誰知道這小子壓根兒好像沒聽見似的。
還在回味着鹽的味道。
“而且我還要提醒你的是,我做出來的這種鹽隻有一個名字。”
“我叫他精鹽。”
“好啊,當真是精品,不錯,不錯。”
張寶東笑呵呵地點點頭。
“至于價格的事情,大哥你放心。”
“還有啊,家裏的主我可以做,這麽高品質的鹽,我們彙龍商行要是錯過,隻怕是再也遇不見了。”
“這樣,劉大哥,我們直接幹脆一點,這些精鹽,我們一萬兩銀子一石。”
什麽?
一萬兩。
劉烨差點驚訝地把手上的茶杯都掉下去。
他隻覺得自己腦子裏突然間嗡的一聲。
劉烨原本的打算四千兩都足夠了,沒想到啊,當真是沒想到啊。
這張寶東出手是真的大氣啊,大手一揮就是八萬輛銀子,這麽多銀子連個氣都不喘。
這是有地方算出來的。
按照目前的産量,自己正德縣可以月産精鹽八石,以後擴大一下規模之後可以達到十石。
那麽一個月最少就可以拿到八萬兩銀子,這還隻是賣精鹽的收入。
之前劉峰是從鹽場拿回來的普通鹽,當時的成本并不高,所有的本錢加在一起也就是三千多兩。
這轉眼之間,就翻了一倍不止。
而且,當時拿回來的全部是粗鹽,按照現在的速度去生産,自己的那些粗鹽足夠他制作半年的精鹽。
這不就等于是說。
這下的利潤直接多到了一個無法想象的地步了?
劉峰這時候就差原地跳起來了。
靠,這他媽的也太賺錢了。
這要是後面把路修通了,部落裏的鹵水在接着加工,劉峰就等于是拿着一個無窮無盡的生産錢的機器啊。
這得有多恐怖啊。
劉峰是想都不敢想。
不多别的,回去之後要張鐵錘一定要加快制作鎖鏈,一定要用最快的速度将路修通了。
這麽多銀子拿到手,自己以後可以養活百萬大軍都不在話下。
爲什麽古代的時候打仗都缺銀子,缺少糧草,其實說白了,打仗就是在打銀子,隻要有了銀子,就可以有糧食。
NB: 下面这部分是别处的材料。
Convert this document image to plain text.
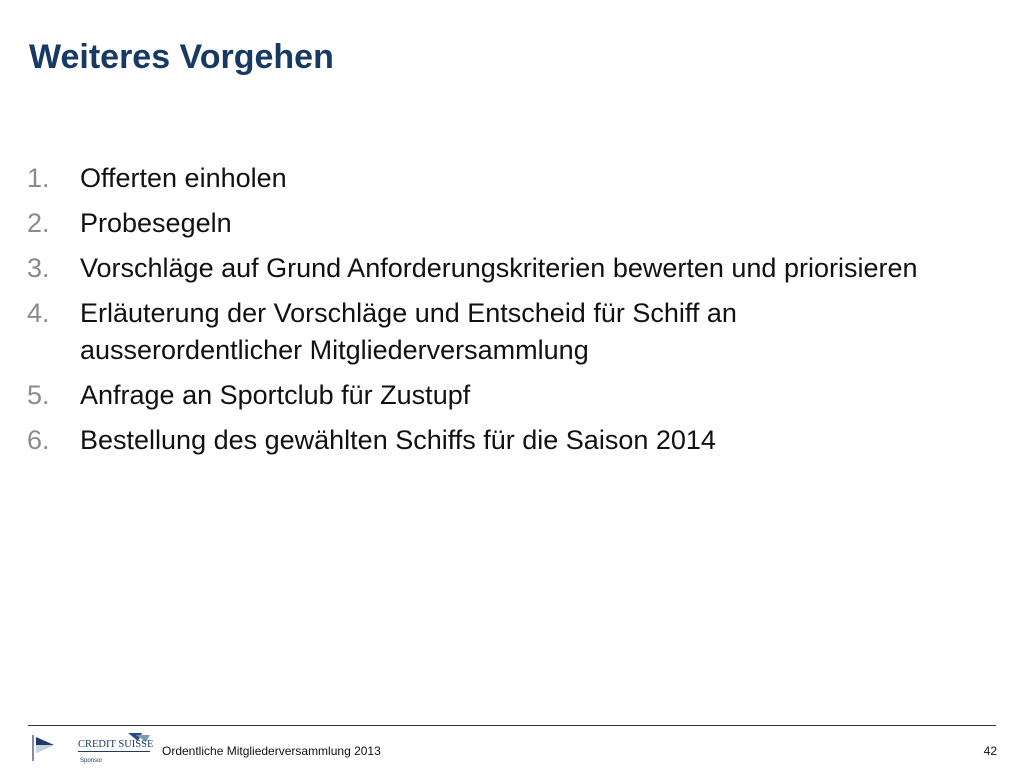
Weiteres Vorgehen
1. Offerten einholen
2. Probesegeln
3. Vorschläge auf Grund Anforderungskriterien bewerten und priorisieren
4. Erläuterung der Vorschläge und Entscheid für Schiff an ausserordentlicher Mitgliederversammlung
5. Anfrage an Sportclub für Zustupf
6. Bestellung des gewählten Schiffs für die Saison 2014
CREDIT SUISSE
Sponsor
Ordentliche Mitgliederversammlung 2013	42
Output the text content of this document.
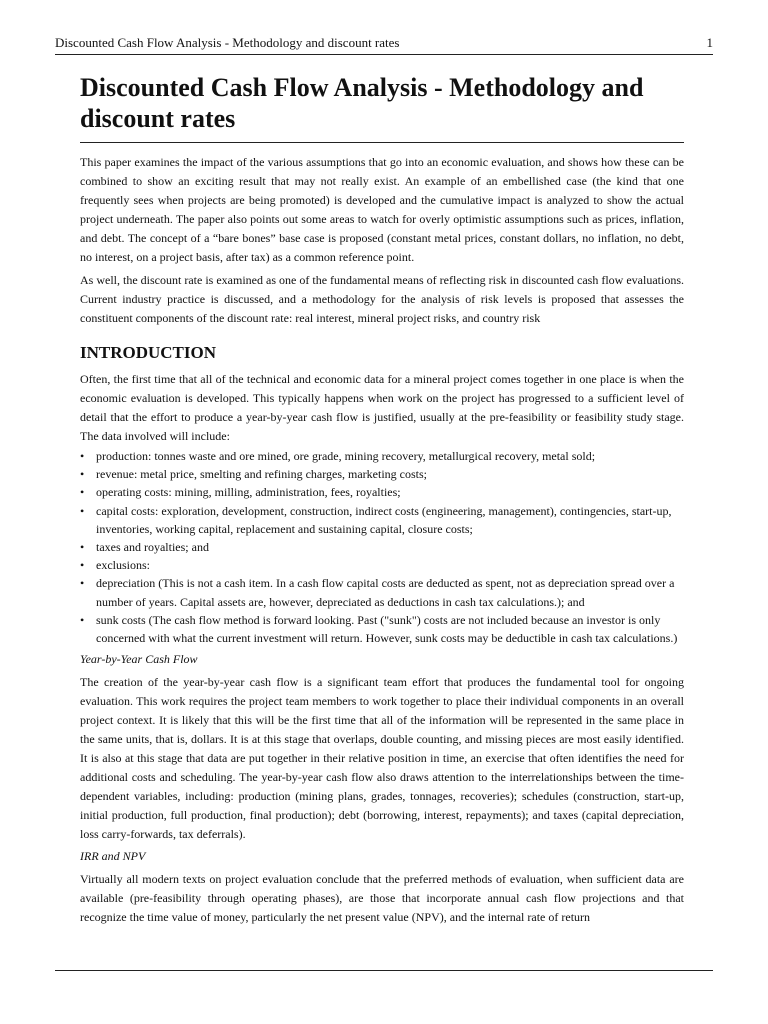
Discounted Cash Flow Analysis - Methodology and discount rates	1
Discounted Cash Flow Analysis - Methodology and discount rates

This paper examines the impact of the various assumptions that go into an economic evaluation, and shows how these can be combined to show an exciting result that may not really exist. An example of an embellished case (the kind that one frequently sees when projects are being promoted) is developed and the cumulative impact is analyzed to show the actual project underneath. The paper also points out some areas to watch for overly optimistic assumptions such as prices, inflation, and debt. The concept of a “bare bones” base case is proposed (constant metal prices, constant dollars, no inflation, no debt, no interest, on a project basis, after tax) as a common reference point.

As well, the discount rate is examined as one of the fundamental means of reflecting risk in discounted cash flow evaluations. Current industry practice is discussed, and a methodology for the analysis of risk levels is proposed that assesses the constituent components of the discount rate: real interest, mineral project risks, and country risk

INTRODUCTION

Often, the first time that all of the technical and economic data for a mineral project comes together in one place is when the economic evaluation is developed. This typically happens when work on the project has progressed to a sufficient level of detail that the effort to produce a year-by-year cash flow is justified, usually at the pre-feasibility or feasibility study stage. The data involved will include:

• production: tonnes waste and ore mined, ore grade, mining recovery, metallurgical recovery, metal sold;
• revenue: metal price, smelting and refining charges, marketing costs;
• operating costs: mining, milling, administration, fees, royalties;
• capital costs: exploration, development, construction, indirect costs (engineering, management), contingencies, start-up, inventories, working capital, replacement and sustaining capital, closure costs;
• taxes and royalties; and
• exclusions:
• depreciation (This is not a cash item. In a cash flow capital costs are deducted as spent, not as depreciation spread over a number of years. Capital assets are, however, depreciated as deductions in cash tax calculations.); and
• sunk costs (The cash flow method is forward looking. Past ("sunk") costs are not included because an investor is only concerned with what the current investment will return. However, sunk costs may be deductible in cash tax calculations.)
Year-by-Year Cash Flow

The creation of the year-by-year cash flow is a significant team effort that produces the fundamental tool for ongoing evaluation. This work requires the project team members to work together to place their individual components in an overall project context. It is likely that this will be the first time that all of the information will be represented in the same place in the same units, that is, dollars. It is at this stage that overlaps, double counting, and missing pieces are most easily identified. It is also at this stage that data are put together in their relative position in time, an exercise that often identifies the need for additional costs and scheduling. The year-by-year cash flow also draws attention to the interrelationships between the time-dependent variables, including: production (mining plans, grades, tonnages, recoveries); schedules (construction, start-up, initial production, full production, final production); debt (borrowing, interest, repayments); and taxes (capital depreciation, loss carry-forwards, tax deferrals).

IRR and NPV

Virtually all modern texts on project evaluation conclude that the preferred methods of evaluation, when sufficient data are available (pre-feasibility through operating phases), are those that incorporate annual cash flow projections and that recognize the time value of money, particularly the net present value (NPV), and the internal rate of return
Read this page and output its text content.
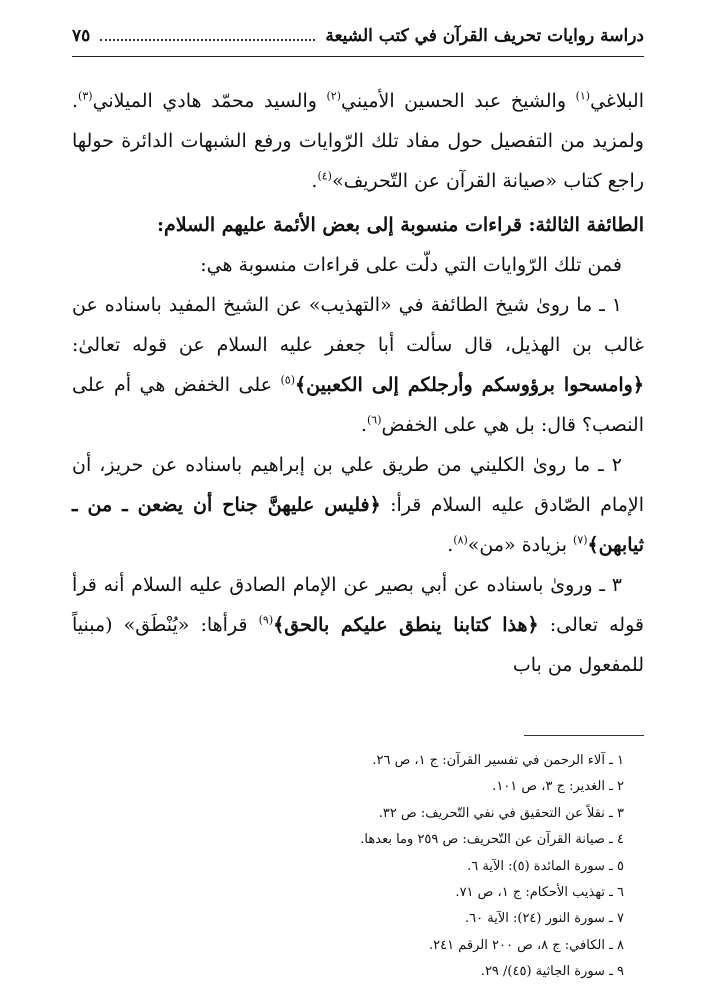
دراسة روايات تحريف القرآن في كتب الشيعة
٧٥

البلاغي$^{(١)}$ والشيخ عبد الحسين الأميني$^{(٢)}$ والسيد محمّد هادي الميلاني$^{(٣)}$. ولمزيد من التفصيل حول مفاد تلك الرّوايات ورفع الشبهات الدائرة حولها راجع كتاب «صيانة القرآن عن التّحريف»$^{(٤)}$.

الطائفة الثالثة: قراءات منسوبة إلى بعض الأئمة عليهم السلام:

فمن تلك الرّوايات التي دلّت على قراءات منسوبة هي:

١ ـ ما روىٰ شيخ الطائفة في «التهذيب» عن الشيخ المفيد باسناده عن غالب بن الهذيل، قال سألت أبا جعفر عليه السلام عن قوله تعالىٰ: ﴿وامسحوا برؤوسكم وأرجلكم إلى الكعبين﴾$^{(٥)}$ على الخفض هي أم على النصب؟ قال: بل هي على الخفض$^{(٦)}$.

٢ ـ ما روىٰ الكليني من طريق علي بن إبراهيم باسناده عن حريز، أن الإمام الصّادق عليه السلام قرأ: ﴿فليس عليهنَّ جناح أن يضعن ـ من ـ ثيابهن﴾$^{(٧)}$ بزيادة «من»$^{(٨)}$.

٣ ـ وروىٰ باسناده عن أبي بصير عن الإمام الصادق عليه السلام أنه قرأ قوله تعالى: ﴿هذا كتابنا ينطق عليكم بالحق﴾$^{(٩)}$ قرأها: «يُنْطَق» (مبنياً للمفعول من باب

١ ـ آلاء الرحمن في تفسير القرآن: ج ١، ص ٢٦.
٢ ـ الغدير: ج ٣، ص ١٠١.
٣ ـ نقلاً عن التحقيق في نفي التّحريف: ص ٣٢.
٤ ـ صيانة القرآن عن التّحريف: ص ٢٥٩ وما بعدها.
٥ ـ سورة المائدة (٥): الآية ٦.
٦ ـ تهذيب الأحكام: ج ١، ص ٧١.
٧ ـ سورة النور (٢٤): الآية ٦٠.
٨ ـ الكافي: ج ٨، ص ٢٠٠ الرقم ٢٤١.
٩ ـ سورة الجاثية (٤٥)/ ٢٩.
地裏的農作物一直有,即便是地裏沒有,那些商人也可以從别的地方甚至是漂洋過海地把銀子弄回來。
劉峰現在心裏已經樂開了花。
這邊談好以後,劉峰沒有遲疑,拉着镖局的人就去德慶堂拿貨了。
眼下劉峰這邊算是很多事情都步入了正軌。
鹽的事情今天談妥了,這次布的事情也解決了。
藥材的事情也在按照既定的計劃推進。
看來是時候要給自己的商行改個名字了。
現在德名字已經不足以讓自己德商業帝國崛起了,必須要有一個正兒八經的名字,然後讓自己的商業團隊去闖蕩天下。
“現在幽州的大商行可不少,這名字你可要想好啊。萬一鎮不住他們那就失去了先機。”
武三通打趣地說道。
“依我看啊,現在你瞄準的是整個天下,叫做什麽都可以。”
計師爺也說出來自己的想法,
劉峰贊同的點點頭,确實,他瞄準的是整個天下,那麽這取名字的事情必然就要慎重。
一是不能俗套,二是不能讓人聽着太土了。
“我看這樣吧,皇帝被稱作是真龍天子,我這商行就叫做龍興商行吧。”
“龍興,乃是一種美好的想法。”
“我們的商行要想在天下大局中破局而出,那就要有這個野心,成爲這天地間獨一無二的東西。”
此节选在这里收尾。